Developer: Runic Games
Publisher: Runic Games
Platform: PC, PS4 [reviewed]
Number of Players: 1
Regular Price: $20
Release Date: September 26, 2017
Format: Digital only
Hob is an isometric adventure game in the style of Zelda with a focus on exploration and puzzle solving rather than fighting bosses and obtaining items. It's also janky as fuck, but I loved it anyway. I'm not sure where the buzz was for this game during its release, but I remember it being a big deal when it was announced in 2015 because it was the next game from the developers of the beloved Torchlight series. It seems like I heard less and less about it as the years went on, and then one day it was released with no fanfare. I picked up Hob during a sale on the PlayStation store and I'm really glad I did, because it's a delightful game.
Hob has one of the best worlds it has ever been my pleasure to explore. It's beautiful and unique in ways I've never seen in this type of game, as it blends nature and machinery seamlessly together to fascinating effect. It does have what I would call "dungeons" but, really, the entire world is one big puzzle. Literally. You'll piece together the world as you go, with landmasses shifting and clicking into place to open up new areas. As you get further, the world will start to wrap back around on itself creating shortcuts to places you had to go on a wild journey to access the first time. You'll find yourself backtracking to the same areas again, but they've changed this time and new possibilities for exploration have opened up.
Just one of the diverse and fascinating locations in the game.

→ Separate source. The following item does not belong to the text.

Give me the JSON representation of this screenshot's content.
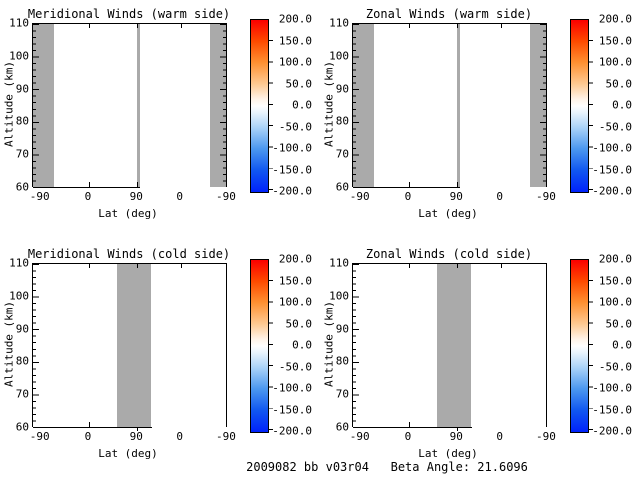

The core of Hob is running around, solving puzzles and finding collectibles. There's tons of them, and they come at a good pace so I always felt like I was being rewarded for going out of my way, like in Metroid. Most of the time, the things you'll find will tie into upgrading your character to be more combat-ready. Like I said, the focus isn't on fighting enemies, so the game world isn't flooded with them, but you will encounter them and sometimes be required to defeat them before you can progress. Hob doesn't feature the most complex combat in the world, but it's way more satisfying than something like Zelda (or dare I say, even Hyper Light Drifter) because it's designed to be a little more complex than that. You can dodge, for one thing, perform combos with your sword, and have several different attacks. I enjoyed combating enemies and becoming more powerful, even if it wasn't the point.
But Hob has some serious flaws, which is why I called it janky earlier. For one, there's a lot of weird eccentricities that range from annoying to deadly. You can't hang from ledges, for example, so when you try to drop down your guy will always climb back up, meaning you have to physically jump down from some high spots which can get you killed. I'd often try to grab on to a block to push it only to have my little dude climb on top of it instead. Sometimes, I'd jump onto a sloped surface and go flying off it at mach speed into the ground and explode into chunks. There was one point where every time I traveled to a certain location, the game would play a cutscene, and on one occasion, afterwards, the camera got stuck and wouldn't follow my character. The physics are weird and sometimes I would clip through objects. Strangely, though, rather than fixing this jank the game seems like it was designed around it. Checkpoints where you can respawn are overabundant, and I never lost much progress when I died. Also, there's literally a respawn option in the menu where you can kill yourself if you get stuck somewhere. The whole game from the menus to the gameplay just has a weird lack of polish that seems uncharacteristic compared to the Torchlight series.
The typical view is isometric, but the camera can sometimes zoom out for cinematic effect.
But the worst problem of all seems to be a bug affecting the frame rate. Hob has (or can have) the worst frame rate I have ever encountered while playing a game, at least on the PS4 version. I'm talking single digits sometimes. Adding to the whole game's mystery, though, it doesn't seem to always happen. The first time I played Hob for a couple of hours, everything was fine. The second time I played for a longer period and the longer I played the worse the frame rate got until the game had enough and crashed. Upon restarting everything was normal and remained that way for the rest of my play session. Basically, every few hours I had to restart the game in order to fix the frame rate. At the time of writing, it's been many months since Hob released and the fact that this still isn't fixed means it's probably never going to be fixed. Runic actually shut down in the interim and I'm pretty damn sure their former parent company Perfect World is never going to bother, which is unfortunate.
Having said all that, none of these problems, as serious as they might be, deterred me from completing Hob. I even played it with horrible frame rate for hours because was enjoying exploring the world and solving puzzles so much. So yeah, Hob is janky, unpolished, and probably should spend at least a minute telling you how to play, but it still gets a recommendation from me. There's a great game under all that, and I say it's still worth playing.